Finding and Defining a Place You’ve Never Been: Directions to Italy in the Aeneid

Kristopher F. Fletcher (Louisiana State University)

While the reader knows exactly where, geographically, Aeneas is going in the Aeneid, Aeneas himself leaves Troy with no such knowledge. Instead, he receives his directions in installments, which add little by little to his idea of where he is supposed to go; for example, the first reference (chronologically speaking) to where he needs to go is Creusa’s terram Hesperiam venies (2.781), which only tells Aeneas that he must travel west. While previous studies of the directions Aeneas receives (e.g. Tracy “The Gradual Unfolding of Aeneas’ Destiny,” CJ 48 (1953) 281-84) emphasize the narrative utility of such ignorance and its contribution to the drama of the poem, I suggest that this “unfolding” fits a larger purpose, one that depends upon the Roman conception of space and geography (cf. Talbert and Brodersen, edd. Space in the Roman World. Its Perception and Presentation. 2004): part of figuring out where Italy is, is figuring out what Italy is.

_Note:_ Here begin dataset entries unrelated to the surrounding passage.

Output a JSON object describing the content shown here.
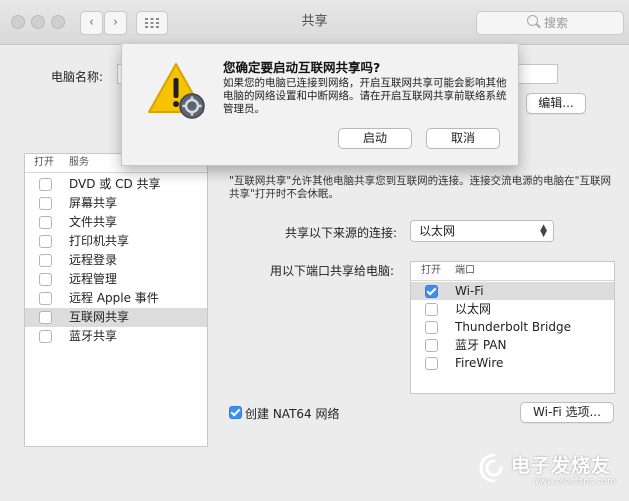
{
  "window": {
    "title": "共享",
    "nav_back": "‹",
    "nav_forward": "›",
    "grid_icon": "grid-icon",
    "search_placeholder": "搜索"
  },
  "computer": {
    "name_label": "电脑名称:",
    "edit_button": "编辑..."
  },
  "alert": {
    "title": "您确定要启动互联网共享吗?",
    "message": "如果您的电脑已连接到网络，开启互联网共享可能会影响其他电脑的网络设置和中断网络。请在开启互联网共享前联络系统管理员。",
    "confirm": "启动",
    "cancel": "取消"
  },
  "services": {
    "col_on": "打开",
    "col_service": "服务",
    "items": [
      {
        "label": "DVD 或 CD 共享",
        "checked": false,
        "selected": false
      },
      {
        "label": "屏幕共享",
        "checked": false,
        "selected": false
      },
      {
        "label": "文件共享",
        "checked": false,
        "selected": false
      },
      {
        "label": "打印机共享",
        "checked": false,
        "selected": false
      },
      {
        "label": "远程登录",
        "checked": false,
        "selected": false
      },
      {
        "label": "远程管理",
        "checked": false,
        "selected": false
      },
      {
        "label": "远程 Apple 事件",
        "checked": false,
        "selected": false
      },
      {
        "label": "互联网共享",
        "checked": false,
        "selected": true
      },
      {
        "label": "蓝牙共享",
        "checked": false,
        "selected": false
      }
    ]
  },
  "detail": {
    "description": "\"互联网共享\"允许其他电脑共享您到互联网的连接。连接交流电源的电脑在\"互联网共享\"打开时不会休眠。",
    "source_label": "共享以下来源的连接:",
    "source_value": "以太网",
    "ports_label": "用以下端口共享给电脑:",
    "ports_col_on": "打开",
    "ports_col_port": "端口",
    "ports": [
      {
        "label": "Wi-Fi",
        "checked": true,
        "selected": true
      },
      {
        "label": "以太网",
        "checked": false,
        "selected": false
      },
      {
        "label": "Thunderbolt Bridge",
        "checked": false,
        "selected": false
      },
      {
        "label": "蓝牙 PAN",
        "checked": false,
        "selected": false
      },
      {
        "label": "FireWire",
        "checked": false,
        "selected": false
      }
    ],
    "nat64_label": "创建 NAT64 网络",
    "nat64_checked": true,
    "wifi_options_button": "Wi-Fi 选项..."
  },
  "watermark": {
    "brand": "电子发烧友",
    "url": "www.elecfans.com"
  }
}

At the beginning of his journey, Aeneas has not even heard the term “Italy,” and the word – even when he first hears it (3.161ff.) – holds little meaning for him. As people and divine figures inform Aeneas of his destiny, they define his destination in increasingly specific ways, in terms that have some meaning to him, but are not always clear. This lack of unambiguous, quantifiable information leads to Aeneas’ perception of Italy as something that the Trojans must “follow” (instead of find) but that “flees” before them (e.g. 5.629: Italiam sequimur fugientem) and also to misunderstandings of their directions, as with their journey to Crete. Ancient geography was as much about conception of place as about cartographic coordinates, so these directions have to define Italy not only in terms of cardinal directions (as with Creusa’s reference to the west), but also in relation to people, namely who has been there, who is there, and who will be there; in short, place is not absolute, but relative. Thus, the directions Aeneas receives are a key part of Vergil’s larger project in the Aeneid, namely defining what “Italy” and “Rome” mean after Actium, in part by focusing on the different peoples who have ties with Italy, all of whom play a role in defining Italy in the directions Aeneas receives. Before he even gets to Italy, then, Aeneas has developed his own idea of what Italy is and what it means as a place, and this conception is essential to the journey, and to the poem. For Aeneas to find Italy, he must first define Italy.